Gold Rebounds After Biggest Loss in 15 Months Lures Investors

Gold steadied after posting the biggest weekly loss in 15 months as the Federal Reserve’s hawkish shift damped reflation bets.

Gold advanced following its biggest weekly decline in 15 months, helped by a drop in the dollar and a boost from exchange-traded fund investors.

Holdings in gold-backed ETFs rose the most in three months on Friday, according to an initial tally by Bloomberg. A gauge of the dollar headed for its first drop in seven sessions, lifting the appeal of gold as an alternative asset.

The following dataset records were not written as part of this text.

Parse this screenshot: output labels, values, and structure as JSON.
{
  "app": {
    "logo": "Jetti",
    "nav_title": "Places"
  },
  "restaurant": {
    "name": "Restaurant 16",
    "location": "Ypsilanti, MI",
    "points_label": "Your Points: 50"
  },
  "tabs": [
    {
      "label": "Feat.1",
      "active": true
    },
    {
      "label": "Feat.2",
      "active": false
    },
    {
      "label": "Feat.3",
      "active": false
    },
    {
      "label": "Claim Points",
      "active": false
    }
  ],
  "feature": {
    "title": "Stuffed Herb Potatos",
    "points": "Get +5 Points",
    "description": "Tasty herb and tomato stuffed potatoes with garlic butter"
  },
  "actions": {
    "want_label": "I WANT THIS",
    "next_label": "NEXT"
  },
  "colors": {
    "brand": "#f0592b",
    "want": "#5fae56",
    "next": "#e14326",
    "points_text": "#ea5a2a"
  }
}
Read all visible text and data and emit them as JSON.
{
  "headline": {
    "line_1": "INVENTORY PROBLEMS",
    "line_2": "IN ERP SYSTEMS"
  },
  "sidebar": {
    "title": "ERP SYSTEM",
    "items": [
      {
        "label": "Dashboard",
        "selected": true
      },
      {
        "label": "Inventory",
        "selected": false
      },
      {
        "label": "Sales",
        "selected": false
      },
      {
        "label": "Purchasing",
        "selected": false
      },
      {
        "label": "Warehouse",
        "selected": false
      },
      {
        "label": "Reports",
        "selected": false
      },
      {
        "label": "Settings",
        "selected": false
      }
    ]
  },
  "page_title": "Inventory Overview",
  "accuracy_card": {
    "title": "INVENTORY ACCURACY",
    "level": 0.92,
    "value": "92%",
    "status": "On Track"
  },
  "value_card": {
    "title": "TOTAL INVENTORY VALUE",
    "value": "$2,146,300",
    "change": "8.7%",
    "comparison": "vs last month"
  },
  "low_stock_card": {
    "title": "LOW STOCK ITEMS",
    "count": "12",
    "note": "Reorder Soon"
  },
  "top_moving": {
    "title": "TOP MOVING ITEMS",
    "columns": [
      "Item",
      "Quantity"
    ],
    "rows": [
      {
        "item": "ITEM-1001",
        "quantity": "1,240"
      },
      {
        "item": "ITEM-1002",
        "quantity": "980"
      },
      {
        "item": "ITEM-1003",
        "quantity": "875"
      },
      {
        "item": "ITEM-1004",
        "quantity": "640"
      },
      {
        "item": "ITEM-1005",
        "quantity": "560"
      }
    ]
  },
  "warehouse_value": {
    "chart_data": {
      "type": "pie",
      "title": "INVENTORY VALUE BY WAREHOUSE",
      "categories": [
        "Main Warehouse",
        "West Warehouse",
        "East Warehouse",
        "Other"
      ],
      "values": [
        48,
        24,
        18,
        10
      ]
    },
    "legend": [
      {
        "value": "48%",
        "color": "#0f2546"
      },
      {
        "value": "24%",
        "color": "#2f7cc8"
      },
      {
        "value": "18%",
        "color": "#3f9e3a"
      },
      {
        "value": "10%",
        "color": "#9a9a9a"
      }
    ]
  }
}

Prices slid last week after the Federal Reserve signaled it may tighten monetary policy sooner than many economists expected, diminishing demand for non-interest-bearing bullion. The rout made prices more attractive for many investors, according to Rhona O’Connell, an analyst at StoneX.

“Technically, gold was massively oversold, which would bring in the professionals, and retail interest in southeast Asia had been picking up on an underlying basis already,” O’Connell said.

Spot gold rose 1.1% to $1,783.22 an ounce at 1:49 p.m. in New York. Prices fell 6% last week, the most since March 2020. Futures for August delivery on the Comex rose 0.8% to settle at $1,782.90. Spot silver, palladium and platinum rose.